Common places and attitudes
I. Attitudes are according to Fishbein and Azjen (1975): “a learned predisposition to respond in a consistently favorable or unfavorable manner with respect to a given object” (Frymier and Nadler 22).
A. Attitudes provide a conceptual lens to see ideologies operating in discourse: Ideology is a “pattern or set of ideas, assumptions, beliefs, values, or interpretations of the world by which a culture or group operates” (Foss, Rhetorical Criticism 2nd ed., 291).
B. Attitudes function in five ways (Katz, 1960).
1. Attitudes reveal knowledge, what people know and believe about their world.
2. Attitudes reveal values: when we express our view of the world we are also giving expression to our values.
3. Attitudes are utilitarian: we develop attitudes that benefit us by allowing us to avoid negative consequences and achieve positive outcomes.
4. Attitudes have a social-adjustive function (Smith, Bruner, and White, 1956); we hold attitudes to better relate to those around us.

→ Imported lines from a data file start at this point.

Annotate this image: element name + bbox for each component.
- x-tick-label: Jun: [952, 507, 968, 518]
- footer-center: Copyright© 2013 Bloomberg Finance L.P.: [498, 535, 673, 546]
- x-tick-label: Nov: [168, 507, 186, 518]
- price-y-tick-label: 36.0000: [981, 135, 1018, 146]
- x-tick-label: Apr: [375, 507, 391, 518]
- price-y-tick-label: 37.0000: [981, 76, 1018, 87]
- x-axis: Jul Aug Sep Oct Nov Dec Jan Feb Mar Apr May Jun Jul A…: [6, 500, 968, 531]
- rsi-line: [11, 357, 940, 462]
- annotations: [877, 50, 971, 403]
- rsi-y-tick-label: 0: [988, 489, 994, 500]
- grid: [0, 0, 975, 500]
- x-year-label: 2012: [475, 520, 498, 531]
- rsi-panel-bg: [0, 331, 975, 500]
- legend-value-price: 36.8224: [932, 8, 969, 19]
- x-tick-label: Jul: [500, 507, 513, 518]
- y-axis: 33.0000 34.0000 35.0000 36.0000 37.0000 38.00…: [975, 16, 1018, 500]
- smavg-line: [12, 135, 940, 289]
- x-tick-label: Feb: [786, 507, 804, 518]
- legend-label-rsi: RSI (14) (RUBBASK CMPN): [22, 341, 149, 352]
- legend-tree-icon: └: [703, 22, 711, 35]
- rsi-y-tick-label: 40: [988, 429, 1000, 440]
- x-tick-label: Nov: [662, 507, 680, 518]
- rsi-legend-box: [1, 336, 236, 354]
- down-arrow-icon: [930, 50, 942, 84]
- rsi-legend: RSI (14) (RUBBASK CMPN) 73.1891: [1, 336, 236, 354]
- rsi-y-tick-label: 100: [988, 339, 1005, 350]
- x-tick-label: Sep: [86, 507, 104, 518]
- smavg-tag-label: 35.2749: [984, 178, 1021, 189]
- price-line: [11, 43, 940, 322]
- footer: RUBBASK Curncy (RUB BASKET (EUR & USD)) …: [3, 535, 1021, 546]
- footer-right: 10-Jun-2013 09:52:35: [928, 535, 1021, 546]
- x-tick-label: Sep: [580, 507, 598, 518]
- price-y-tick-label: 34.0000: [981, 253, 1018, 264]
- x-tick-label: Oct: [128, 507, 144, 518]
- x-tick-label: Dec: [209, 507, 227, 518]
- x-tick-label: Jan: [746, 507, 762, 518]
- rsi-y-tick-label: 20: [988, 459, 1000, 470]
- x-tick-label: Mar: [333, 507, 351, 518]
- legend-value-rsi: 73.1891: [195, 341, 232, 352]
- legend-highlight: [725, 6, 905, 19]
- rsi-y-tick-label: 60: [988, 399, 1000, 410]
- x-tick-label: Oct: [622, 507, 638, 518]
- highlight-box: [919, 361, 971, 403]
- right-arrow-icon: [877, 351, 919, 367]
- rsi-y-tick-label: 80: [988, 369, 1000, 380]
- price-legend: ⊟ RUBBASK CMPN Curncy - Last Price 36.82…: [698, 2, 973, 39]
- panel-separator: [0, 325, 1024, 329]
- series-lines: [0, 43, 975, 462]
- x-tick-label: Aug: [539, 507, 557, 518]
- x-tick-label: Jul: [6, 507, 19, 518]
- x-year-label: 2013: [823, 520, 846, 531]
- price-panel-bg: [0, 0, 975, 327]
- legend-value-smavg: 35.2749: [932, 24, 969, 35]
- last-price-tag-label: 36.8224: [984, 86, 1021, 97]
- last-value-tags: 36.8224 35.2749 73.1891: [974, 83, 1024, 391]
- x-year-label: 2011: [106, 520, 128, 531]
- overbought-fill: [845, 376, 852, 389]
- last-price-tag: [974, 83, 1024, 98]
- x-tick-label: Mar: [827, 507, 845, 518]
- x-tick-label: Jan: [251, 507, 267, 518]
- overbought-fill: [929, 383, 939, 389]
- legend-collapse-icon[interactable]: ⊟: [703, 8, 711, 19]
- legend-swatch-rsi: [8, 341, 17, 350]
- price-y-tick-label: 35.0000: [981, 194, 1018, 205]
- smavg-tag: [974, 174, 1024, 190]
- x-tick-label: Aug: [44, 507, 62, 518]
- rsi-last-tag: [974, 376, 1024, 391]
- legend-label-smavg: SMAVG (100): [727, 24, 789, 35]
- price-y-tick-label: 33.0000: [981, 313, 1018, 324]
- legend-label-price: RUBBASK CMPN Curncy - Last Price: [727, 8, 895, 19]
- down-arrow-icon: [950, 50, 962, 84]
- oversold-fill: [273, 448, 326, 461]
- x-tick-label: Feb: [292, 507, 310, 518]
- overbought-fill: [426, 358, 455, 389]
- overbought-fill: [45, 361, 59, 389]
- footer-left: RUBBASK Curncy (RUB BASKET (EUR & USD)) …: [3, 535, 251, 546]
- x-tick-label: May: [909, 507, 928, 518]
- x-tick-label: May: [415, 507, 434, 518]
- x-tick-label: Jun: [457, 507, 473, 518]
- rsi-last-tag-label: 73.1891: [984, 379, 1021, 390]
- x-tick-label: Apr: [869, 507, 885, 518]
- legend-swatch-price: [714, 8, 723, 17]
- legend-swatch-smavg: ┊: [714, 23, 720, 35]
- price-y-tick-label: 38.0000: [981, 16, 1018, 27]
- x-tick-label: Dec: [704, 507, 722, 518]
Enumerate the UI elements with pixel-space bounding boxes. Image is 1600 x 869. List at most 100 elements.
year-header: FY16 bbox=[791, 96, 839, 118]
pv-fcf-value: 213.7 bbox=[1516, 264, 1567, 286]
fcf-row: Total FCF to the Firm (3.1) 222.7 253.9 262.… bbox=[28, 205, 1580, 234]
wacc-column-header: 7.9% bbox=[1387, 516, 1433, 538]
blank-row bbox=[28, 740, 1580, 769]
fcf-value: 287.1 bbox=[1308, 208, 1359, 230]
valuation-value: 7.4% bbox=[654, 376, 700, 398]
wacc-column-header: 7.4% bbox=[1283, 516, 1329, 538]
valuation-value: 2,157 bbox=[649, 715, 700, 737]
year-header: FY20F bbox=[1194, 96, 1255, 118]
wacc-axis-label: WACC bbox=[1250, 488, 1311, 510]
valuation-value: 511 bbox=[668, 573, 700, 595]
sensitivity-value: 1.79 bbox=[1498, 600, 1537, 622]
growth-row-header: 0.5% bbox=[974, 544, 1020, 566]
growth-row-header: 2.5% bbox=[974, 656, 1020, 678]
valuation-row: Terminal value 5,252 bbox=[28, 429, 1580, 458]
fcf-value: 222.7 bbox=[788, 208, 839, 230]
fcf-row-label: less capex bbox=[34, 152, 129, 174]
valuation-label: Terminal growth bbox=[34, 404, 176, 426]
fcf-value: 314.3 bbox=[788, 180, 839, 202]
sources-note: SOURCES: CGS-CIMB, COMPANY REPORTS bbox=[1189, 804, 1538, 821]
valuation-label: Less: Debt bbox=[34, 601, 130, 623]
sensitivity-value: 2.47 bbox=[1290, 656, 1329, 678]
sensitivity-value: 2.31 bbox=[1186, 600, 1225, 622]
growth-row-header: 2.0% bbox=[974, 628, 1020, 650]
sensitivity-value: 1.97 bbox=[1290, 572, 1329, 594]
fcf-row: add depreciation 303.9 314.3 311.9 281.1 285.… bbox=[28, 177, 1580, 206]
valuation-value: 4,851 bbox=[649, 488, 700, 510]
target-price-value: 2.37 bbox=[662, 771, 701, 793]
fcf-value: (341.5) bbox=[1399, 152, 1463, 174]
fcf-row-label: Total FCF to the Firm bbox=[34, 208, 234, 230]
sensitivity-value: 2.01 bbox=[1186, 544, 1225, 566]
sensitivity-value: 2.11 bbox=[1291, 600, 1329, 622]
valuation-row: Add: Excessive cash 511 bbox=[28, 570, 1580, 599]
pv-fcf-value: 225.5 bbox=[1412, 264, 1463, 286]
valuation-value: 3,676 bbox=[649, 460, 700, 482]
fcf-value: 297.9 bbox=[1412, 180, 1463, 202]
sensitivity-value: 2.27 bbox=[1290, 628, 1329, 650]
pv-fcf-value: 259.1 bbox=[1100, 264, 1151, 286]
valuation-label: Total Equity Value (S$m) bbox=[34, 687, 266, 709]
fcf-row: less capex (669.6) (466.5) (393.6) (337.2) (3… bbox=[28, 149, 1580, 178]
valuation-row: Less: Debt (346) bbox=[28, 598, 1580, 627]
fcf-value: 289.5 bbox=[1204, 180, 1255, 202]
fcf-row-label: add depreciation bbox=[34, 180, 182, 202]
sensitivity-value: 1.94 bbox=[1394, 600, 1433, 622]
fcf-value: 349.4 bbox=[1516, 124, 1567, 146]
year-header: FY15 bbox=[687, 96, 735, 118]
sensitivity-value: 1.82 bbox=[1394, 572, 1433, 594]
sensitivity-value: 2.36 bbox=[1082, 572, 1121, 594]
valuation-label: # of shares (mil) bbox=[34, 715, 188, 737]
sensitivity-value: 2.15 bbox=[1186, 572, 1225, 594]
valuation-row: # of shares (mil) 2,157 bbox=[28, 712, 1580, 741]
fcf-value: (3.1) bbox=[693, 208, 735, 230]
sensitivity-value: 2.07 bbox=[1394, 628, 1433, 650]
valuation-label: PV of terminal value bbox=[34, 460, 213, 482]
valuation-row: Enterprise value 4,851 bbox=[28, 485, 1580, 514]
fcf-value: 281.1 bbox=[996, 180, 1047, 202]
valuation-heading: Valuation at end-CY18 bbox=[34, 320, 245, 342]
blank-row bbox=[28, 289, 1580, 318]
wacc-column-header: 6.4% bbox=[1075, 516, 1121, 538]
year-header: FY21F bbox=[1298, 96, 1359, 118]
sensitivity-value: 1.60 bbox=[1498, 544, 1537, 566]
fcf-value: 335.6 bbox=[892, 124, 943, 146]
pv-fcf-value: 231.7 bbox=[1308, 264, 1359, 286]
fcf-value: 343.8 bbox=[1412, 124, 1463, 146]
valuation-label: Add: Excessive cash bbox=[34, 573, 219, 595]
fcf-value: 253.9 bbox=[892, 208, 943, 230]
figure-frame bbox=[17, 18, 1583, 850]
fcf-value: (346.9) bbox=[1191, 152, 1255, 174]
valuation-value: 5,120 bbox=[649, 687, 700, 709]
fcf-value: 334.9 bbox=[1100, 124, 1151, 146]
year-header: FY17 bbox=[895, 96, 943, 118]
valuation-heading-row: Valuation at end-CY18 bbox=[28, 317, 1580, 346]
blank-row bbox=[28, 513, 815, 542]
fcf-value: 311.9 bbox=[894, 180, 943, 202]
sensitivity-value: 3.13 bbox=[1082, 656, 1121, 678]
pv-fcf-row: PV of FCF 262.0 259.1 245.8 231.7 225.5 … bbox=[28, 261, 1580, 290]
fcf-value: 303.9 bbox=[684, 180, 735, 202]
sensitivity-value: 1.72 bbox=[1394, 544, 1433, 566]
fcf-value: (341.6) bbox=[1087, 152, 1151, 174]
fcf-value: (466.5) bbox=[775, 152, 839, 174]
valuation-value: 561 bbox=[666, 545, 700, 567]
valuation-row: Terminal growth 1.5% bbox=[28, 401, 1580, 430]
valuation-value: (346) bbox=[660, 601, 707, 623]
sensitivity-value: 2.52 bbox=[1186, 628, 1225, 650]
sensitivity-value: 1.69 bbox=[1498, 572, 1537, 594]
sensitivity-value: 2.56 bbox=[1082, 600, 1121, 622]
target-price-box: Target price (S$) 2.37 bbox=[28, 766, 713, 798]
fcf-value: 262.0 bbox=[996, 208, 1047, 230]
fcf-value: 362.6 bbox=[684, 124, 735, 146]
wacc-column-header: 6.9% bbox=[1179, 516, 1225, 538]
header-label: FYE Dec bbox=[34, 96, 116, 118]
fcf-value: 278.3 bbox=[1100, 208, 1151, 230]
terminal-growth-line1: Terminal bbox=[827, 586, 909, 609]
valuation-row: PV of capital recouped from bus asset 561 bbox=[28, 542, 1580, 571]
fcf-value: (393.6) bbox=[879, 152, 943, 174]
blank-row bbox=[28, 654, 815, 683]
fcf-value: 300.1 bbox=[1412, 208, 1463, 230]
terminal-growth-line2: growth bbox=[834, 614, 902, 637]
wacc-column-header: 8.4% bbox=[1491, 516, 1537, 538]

5. Finally, attitudes have an ego-defensive function, which means that we develop attitudes toward people, events, and objects that help us make sense of who we are and then protect that self or “save face.”
C. Crowley and Hawhee suggest that “using common topics and commonplaces to invent arguments” (140) requires that we pay attention to these different elements operating in the discourse.
1. Graff and Birkenstein suggest in They Say/I Say: “It is generally best to summarize the ideas you’re responding to briefly, at the start of your text, and to delay detailed elaboration until later” (19).
2. They have several templates for accomplishing this task: pp. 21-23.
D. Letters to the editor are brief 150-200 words, they make a clear claim at the start of the letter, the audience is the general public (newspaper and online readers), and the goal is to get at the common places around different issues reported in the news.